When some anime first appear on television, parts of the actual animation might not be quite up to snuff. Fans notice this and even complain. This was certainly true of Gonna be the Twin-tail!!
Last December on 2ch, Japan’s largest net forum, two images from the TV broadcast were pointed out as being especially clumsy and bad. “Terrible,” wrote one commenter. “This is like something I could do,” wrote another.
In particular, this image:
And this one:
But as Twitter user Arutosu note, the home release (see below) fixes these images to the point where some people online are saying this is like a completely different anime. I don’t agree with that, but the tweaked art does look better, especially for the character Erina Shindo.
Here, via Arutosu, is a comparison:
TV Version
DVD Version
TV
DVD
As any anime fan will be quick to point out, this sort of thing isn’t new (examples here and here) and helps ensure diehard fans buy the DVDs and Blu-rays. I am glad stuff gets fixed for the home release, but it makes you wish animators had a little more time to get everything just so for the original broadcast. But with their gruelling schedules and paltry pay, that might not be possible.
Comments
6 responses to “After TV Anime Shamed Online, Bad Parts Get Fixed”
The red head doesn’t look bad in TV but the face on Blondie is just pathetically sloppy.
The blonde TV one looks like one of the human characters from the 80s Transformers G1 cartoon and that’s saying something.
This was just a bad anime from the get go. Guy has pig tail fetish gains powers to turn into a girl with pig tails? Yeah no thanks. Couldn’t be stuffed giving it the two ep benefit of doubt.
I dunno, I found the sheer insanity of the premise gave it legs.
Not so much a matter of suspending disbelief, as of tying rocks to its ankles and tossing it into an oceanic trench.
They certainly didn’t spend any effort on making it easier to believe in later episodes. Think of it as the “Attack of the Killer Tomatoes” of anime…
Anyway, of these two shots the redhead one looks mostly OK to my eye – the main problem being the detailing on the costume. The yellow-haired example is simply horrible, however. I can see the person who animated that frame being respectfully declined opportunities to participate in future anime…
You can always pick random frames during motion sequences that will look bad / distorted.

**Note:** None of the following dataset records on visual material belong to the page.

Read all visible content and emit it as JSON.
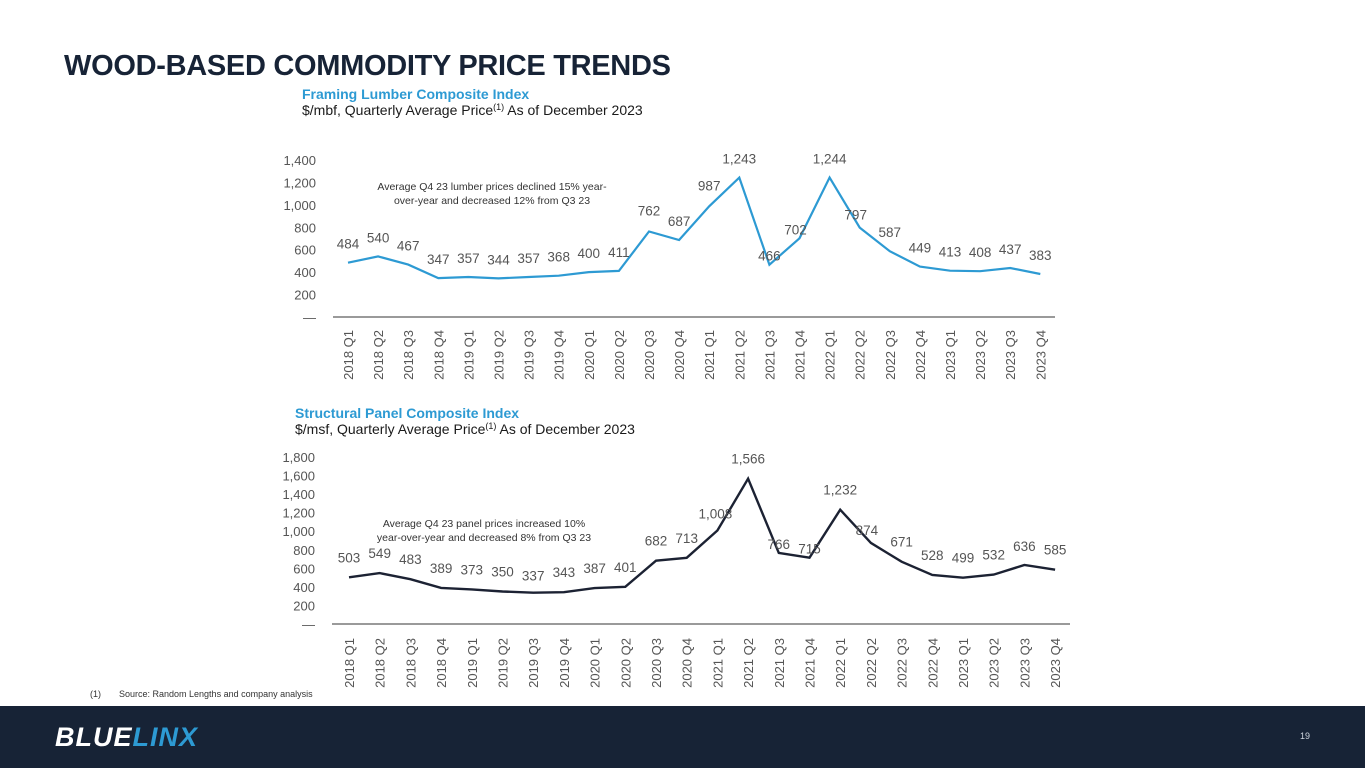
{
  "page": {
    "title": "WOOD-BASED COMMODITY PRICE TRENDS",
    "footnote_marker": "(1)",
    "footnote_text": "Source:  Random Lengths and company analysis",
    "logo_part1": "BLUE",
    "logo_part2": "LINX",
    "page_number": "19"
  },
  "colors": {
    "title": "#172336",
    "accent_blue": "#2d9ad3",
    "panel_line": "#1c2233",
    "footer_bg": "#172336"
  },
  "chart_data": [
    {
      "type": "line",
      "title": "Framing Lumber Composite Index",
      "subtitle_prefix": "$/mbf, Quarterly Average Price",
      "subtitle_sup": "(1)",
      "subtitle_suffix": " As of December 2023",
      "annotation": [
        "Average Q4 23 lumber prices declined 15% year-",
        "over-year and decreased 12% from Q3 23"
      ],
      "categories": [
        "2018 Q1",
        "2018 Q2",
        "2018 Q3",
        "2018 Q4",
        "2019 Q1",
        "2019 Q2",
        "2019 Q3",
        "2019 Q4",
        "2020 Q1",
        "2020 Q2",
        "2020 Q3",
        "2020 Q4",
        "2021 Q1",
        "2021 Q2",
        "2021 Q3",
        "2021 Q4",
        "2022 Q1",
        "2022 Q2",
        "2022 Q3",
        "2022 Q4",
        "2023 Q1",
        "2023 Q2",
        "2023 Q3",
        "2023 Q4"
      ],
      "values": [
        484,
        540,
        467,
        347,
        357,
        344,
        357,
        368,
        400,
        411,
        762,
        687,
        987,
        1243,
        466,
        702,
        1244,
        797,
        587,
        449,
        413,
        408,
        437,
        383
      ],
      "yticks": [
        0,
        200,
        400,
        600,
        800,
        1000,
        1200,
        1400
      ],
      "ytick_labels": [
        "—",
        "200",
        "400",
        "600",
        "800",
        "1,000",
        "1,200",
        "1,400"
      ],
      "ylim": [
        0,
        1400
      ],
      "series_color": "#2d9ad3",
      "grid": false,
      "xlabel": "",
      "ylabel": ""
    },
    {
      "type": "line",
      "title": "Structural Panel Composite Index",
      "subtitle_prefix": "$/msf, Quarterly Average Price",
      "subtitle_sup": "(1)",
      "subtitle_suffix": " As of December 2023",
      "annotation": [
        "Average Q4 23 panel prices increased 10%",
        "year-over-year and decreased 8% from Q3 23"
      ],
      "categories": [
        "2018 Q1",
        "2018 Q2",
        "2018 Q3",
        "2018 Q4",
        "2019 Q1",
        "2019 Q2",
        "2019 Q3",
        "2019 Q4",
        "2020 Q1",
        "2020 Q2",
        "2020 Q3",
        "2020 Q4",
        "2021 Q1",
        "2021 Q2",
        "2021 Q3",
        "2021 Q4",
        "2022 Q1",
        "2022 Q2",
        "2022 Q3",
        "2022 Q4",
        "2023 Q1",
        "2023 Q2",
        "2023 Q3",
        "2023 Q4"
      ],
      "values": [
        503,
        549,
        483,
        389,
        373,
        350,
        337,
        343,
        387,
        401,
        682,
        713,
        1008,
        1566,
        766,
        715,
        1232,
        874,
        671,
        528,
        499,
        532,
        636,
        585
      ],
      "yticks": [
        0,
        200,
        400,
        600,
        800,
        1000,
        1200,
        1400,
        1600,
        1800
      ],
      "ytick_labels": [
        "—",
        "200",
        "400",
        "600",
        "800",
        "1,000",
        "1,200",
        "1,400",
        "1,600",
        "1,800"
      ],
      "ylim": [
        0,
        1800
      ],
      "series_color": "#1c2233",
      "grid": false,
      "xlabel": "",
      "ylabel": ""
    }
  ]
}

Sometimes it’s a deliberate choice to accentuate movement or speed or momentum.
Sometimes it’s just low budget though I guess
This happens ALL the time. In fact almost every single BD release of anime goes back to improve the worst frames of their (necessarily) hastily drawn in-between when racing towards a weekly TV-deadline.
This is as newsworthy as reporting that water wets.